- Developer: Toybox Games
- Publishers: Arc System Works, PQube (Europe)
- Artist: Yuki Kato
- Writer: Tomio Kanazawa
- Platforms: Nintendo Switch, PlayStation 4
- Release: JP: August 30, 2018; NA: May 19, 2019; EU: June 14, 2019;
- Genre: Visual novel
- Mode: Single-player

= World End Syndrome =

2018 video game

World End Syndrome is a 2018 Japanese visual novel developed by Toybox Games. The game was published by Arc System Works in Japan and North America, and by PQube games in Europe, and was released on the Nintendo Switch and PlayStation 4 platforms. A sequel, World End Phenomenon, has been announced, though no details have been revealed yet.

==Gameplay==
The game largely plays as a traditional visual novel, with most of the game consisting of reading text and selecting different dialogue choices that divert the path of the story. The game features a similar game structure to modern Persona video games, where progression is tied to a calendar system, where players may choose to move to different locations see various events across different days and times of day including morning, afternoon, and evening.

==Story==
The story takes place in the small fictional Japanese town of Mihate. The game follows an unnamed male high school student who moves to the town and joins his school's "Mystery Club". In it, he investigates the urban legend of the "Yomibito", an event occurring every 100 years where corpses rise from the dead and rampage across the land. Investigation is spurred upon the realization that it has been 100 years since the supposedly last occurrence, and the unexplained recent deaths of students of the school. The game delves into a number of different genre as the story unfolds, including horror, mystery, romance, and "slice of life".

==Development==
The game's Japanese release was initially scheduled for April 2018, before being delayed into mid-2018. The game was later translated into English and released in North America on May 2, 2019, and Europe on June 14, 2019. All regions of the game were released on the Nintendo Switch and PlayStation 4 video game consoles. The game was developed by Toybox Games, and outside of Europe, where it was published by PQube, the game was published by Arc System Works, publisher of the BlazBlue and Xblaze video games. World End Syndrome features the art and character designer from the two titles, from artist Yuki Kato. The game's scenario was written by Tomio Kanazawa, who had previously produced Deadly Premonition. Toybox and Arc System Works had previously collaborated on the title Tokyo Twilight Ghost Hunters.

==Reception==
The game was generally well received by critics. Multiple reviewers praised the character development of the characters in the game, with characters evolving out of their original appearance of a standard anime tropes. Critics generally praised the story, but conceded that the game didn't particularly break any new ground for the genre, and that there were a fair amount of typos in the script. Some reviewers also had mixed feelings about the developer's decision to force the player to receive the "bad ending" the first time through the game, without the ability to avoid it, or any indication that another outcome becomes available upon subsequent playthroughs of the game. Hardcore Gamer praised the game for what it was, concluding that the game "isn't going to change anyone's mind about visual novels. That's not the developer's goals. This is a title aimed squarely at existing fans. For the forgiving segment of the audience, this is a must-play". Nintendo World Report echoed these sentiments. Pocket Gamer compared its juxtaposition of cheerful graphics and story with dark undertones to Doki Doki Literature Club.

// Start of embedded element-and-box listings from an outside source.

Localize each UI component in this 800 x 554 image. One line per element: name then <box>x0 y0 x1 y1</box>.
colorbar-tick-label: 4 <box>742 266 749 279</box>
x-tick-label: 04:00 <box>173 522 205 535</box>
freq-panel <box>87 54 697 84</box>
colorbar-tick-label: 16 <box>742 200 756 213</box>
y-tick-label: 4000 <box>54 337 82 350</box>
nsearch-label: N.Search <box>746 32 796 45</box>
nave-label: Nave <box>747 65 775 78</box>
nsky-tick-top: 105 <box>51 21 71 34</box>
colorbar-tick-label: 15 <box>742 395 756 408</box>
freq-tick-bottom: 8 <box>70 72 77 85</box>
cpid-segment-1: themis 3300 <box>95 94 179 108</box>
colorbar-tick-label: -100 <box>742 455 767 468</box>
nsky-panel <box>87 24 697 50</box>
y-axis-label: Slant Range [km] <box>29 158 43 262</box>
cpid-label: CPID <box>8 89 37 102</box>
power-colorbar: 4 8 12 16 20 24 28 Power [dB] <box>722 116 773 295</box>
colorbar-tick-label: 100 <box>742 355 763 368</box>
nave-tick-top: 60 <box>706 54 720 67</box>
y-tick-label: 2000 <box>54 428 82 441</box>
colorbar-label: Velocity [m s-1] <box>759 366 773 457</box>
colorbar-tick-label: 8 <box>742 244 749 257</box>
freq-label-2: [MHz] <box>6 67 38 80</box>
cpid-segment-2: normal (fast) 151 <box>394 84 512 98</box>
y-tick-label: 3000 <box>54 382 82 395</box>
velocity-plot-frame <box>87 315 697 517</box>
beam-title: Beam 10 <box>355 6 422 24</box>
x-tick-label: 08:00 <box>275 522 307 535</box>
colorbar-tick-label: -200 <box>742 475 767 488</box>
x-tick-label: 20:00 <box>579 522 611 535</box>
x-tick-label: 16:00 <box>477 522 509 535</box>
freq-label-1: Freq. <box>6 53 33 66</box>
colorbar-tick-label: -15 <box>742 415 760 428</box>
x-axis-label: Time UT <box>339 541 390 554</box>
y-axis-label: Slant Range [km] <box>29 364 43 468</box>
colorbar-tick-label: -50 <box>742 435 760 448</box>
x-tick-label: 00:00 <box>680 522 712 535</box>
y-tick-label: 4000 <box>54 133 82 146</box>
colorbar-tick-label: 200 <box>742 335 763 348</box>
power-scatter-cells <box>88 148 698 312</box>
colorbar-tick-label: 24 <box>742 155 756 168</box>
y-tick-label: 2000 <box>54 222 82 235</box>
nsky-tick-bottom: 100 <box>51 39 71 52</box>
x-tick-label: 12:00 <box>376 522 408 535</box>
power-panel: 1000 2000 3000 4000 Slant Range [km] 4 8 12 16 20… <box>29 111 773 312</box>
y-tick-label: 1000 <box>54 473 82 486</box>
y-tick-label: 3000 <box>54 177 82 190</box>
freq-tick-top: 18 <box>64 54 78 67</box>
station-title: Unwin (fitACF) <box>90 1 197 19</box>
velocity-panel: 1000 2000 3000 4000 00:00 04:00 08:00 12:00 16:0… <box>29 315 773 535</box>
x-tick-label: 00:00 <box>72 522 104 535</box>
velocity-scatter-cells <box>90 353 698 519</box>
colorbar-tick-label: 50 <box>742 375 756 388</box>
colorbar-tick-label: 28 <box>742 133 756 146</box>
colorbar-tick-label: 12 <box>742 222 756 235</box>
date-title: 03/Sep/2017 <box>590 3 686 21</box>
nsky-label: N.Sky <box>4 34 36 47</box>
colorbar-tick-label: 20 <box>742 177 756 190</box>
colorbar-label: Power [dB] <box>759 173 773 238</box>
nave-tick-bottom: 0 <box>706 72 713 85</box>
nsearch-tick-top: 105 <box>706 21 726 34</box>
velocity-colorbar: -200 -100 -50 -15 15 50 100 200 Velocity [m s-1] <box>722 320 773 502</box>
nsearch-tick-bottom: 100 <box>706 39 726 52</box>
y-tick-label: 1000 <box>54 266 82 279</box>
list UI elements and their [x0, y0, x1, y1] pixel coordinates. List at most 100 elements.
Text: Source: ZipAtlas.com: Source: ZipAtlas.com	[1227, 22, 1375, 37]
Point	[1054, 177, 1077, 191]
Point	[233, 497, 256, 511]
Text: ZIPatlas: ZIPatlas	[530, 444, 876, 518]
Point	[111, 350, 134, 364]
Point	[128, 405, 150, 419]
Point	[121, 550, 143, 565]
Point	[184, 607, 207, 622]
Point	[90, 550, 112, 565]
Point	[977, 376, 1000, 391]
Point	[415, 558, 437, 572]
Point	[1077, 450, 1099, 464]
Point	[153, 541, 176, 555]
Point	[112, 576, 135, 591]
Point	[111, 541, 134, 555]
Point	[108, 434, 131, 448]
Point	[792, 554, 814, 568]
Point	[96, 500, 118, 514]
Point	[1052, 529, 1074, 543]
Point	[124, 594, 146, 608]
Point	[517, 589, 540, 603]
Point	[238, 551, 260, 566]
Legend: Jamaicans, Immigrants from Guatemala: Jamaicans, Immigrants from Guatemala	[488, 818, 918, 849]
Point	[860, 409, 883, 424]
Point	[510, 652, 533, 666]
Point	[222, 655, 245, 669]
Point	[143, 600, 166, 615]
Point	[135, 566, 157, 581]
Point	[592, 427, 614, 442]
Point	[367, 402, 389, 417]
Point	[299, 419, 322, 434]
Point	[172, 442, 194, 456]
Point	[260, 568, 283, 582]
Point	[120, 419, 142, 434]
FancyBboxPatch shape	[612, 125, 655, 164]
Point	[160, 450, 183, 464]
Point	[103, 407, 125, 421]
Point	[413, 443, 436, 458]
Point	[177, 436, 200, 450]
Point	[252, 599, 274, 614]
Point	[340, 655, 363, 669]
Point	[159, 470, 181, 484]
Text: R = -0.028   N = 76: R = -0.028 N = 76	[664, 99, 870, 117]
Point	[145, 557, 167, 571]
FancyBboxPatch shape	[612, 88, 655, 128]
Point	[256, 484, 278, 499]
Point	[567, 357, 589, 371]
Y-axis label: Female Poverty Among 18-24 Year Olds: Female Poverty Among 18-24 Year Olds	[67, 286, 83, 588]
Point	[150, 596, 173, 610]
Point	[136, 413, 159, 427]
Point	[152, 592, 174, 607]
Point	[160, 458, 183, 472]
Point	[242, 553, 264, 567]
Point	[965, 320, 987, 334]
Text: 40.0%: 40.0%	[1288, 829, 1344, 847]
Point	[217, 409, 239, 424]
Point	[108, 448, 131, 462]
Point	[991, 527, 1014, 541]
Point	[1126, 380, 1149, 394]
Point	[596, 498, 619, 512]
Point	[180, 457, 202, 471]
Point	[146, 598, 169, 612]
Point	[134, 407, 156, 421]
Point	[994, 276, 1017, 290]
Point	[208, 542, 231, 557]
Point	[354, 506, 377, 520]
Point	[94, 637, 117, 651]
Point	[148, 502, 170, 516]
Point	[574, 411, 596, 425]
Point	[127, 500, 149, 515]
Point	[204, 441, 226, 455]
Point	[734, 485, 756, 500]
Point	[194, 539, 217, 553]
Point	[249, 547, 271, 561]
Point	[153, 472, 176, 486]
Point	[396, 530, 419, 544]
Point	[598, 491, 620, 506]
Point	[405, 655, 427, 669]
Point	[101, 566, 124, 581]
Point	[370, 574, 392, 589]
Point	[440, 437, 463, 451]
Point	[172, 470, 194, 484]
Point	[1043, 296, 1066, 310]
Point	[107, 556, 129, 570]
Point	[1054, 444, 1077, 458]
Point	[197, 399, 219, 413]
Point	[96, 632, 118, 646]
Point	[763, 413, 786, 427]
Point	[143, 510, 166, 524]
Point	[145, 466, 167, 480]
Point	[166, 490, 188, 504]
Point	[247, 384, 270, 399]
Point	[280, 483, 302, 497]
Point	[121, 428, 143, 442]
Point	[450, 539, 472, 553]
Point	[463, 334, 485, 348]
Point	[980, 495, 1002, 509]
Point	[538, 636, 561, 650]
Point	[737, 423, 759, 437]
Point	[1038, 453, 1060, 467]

Nintendo Life named it one of the stand-out visual novels for the Nintendo Switch, praising the depth of the characters.

==Potential sequel==
In December 2019, in a segment where Japanese developer hint about what they will be working on in the upcoming year, Toybox Games developer Tomio Kanazawa announced that the title would receive a sequel titled World End Phenomenon. However, as of 2025, no further developments have been announced regarding the title.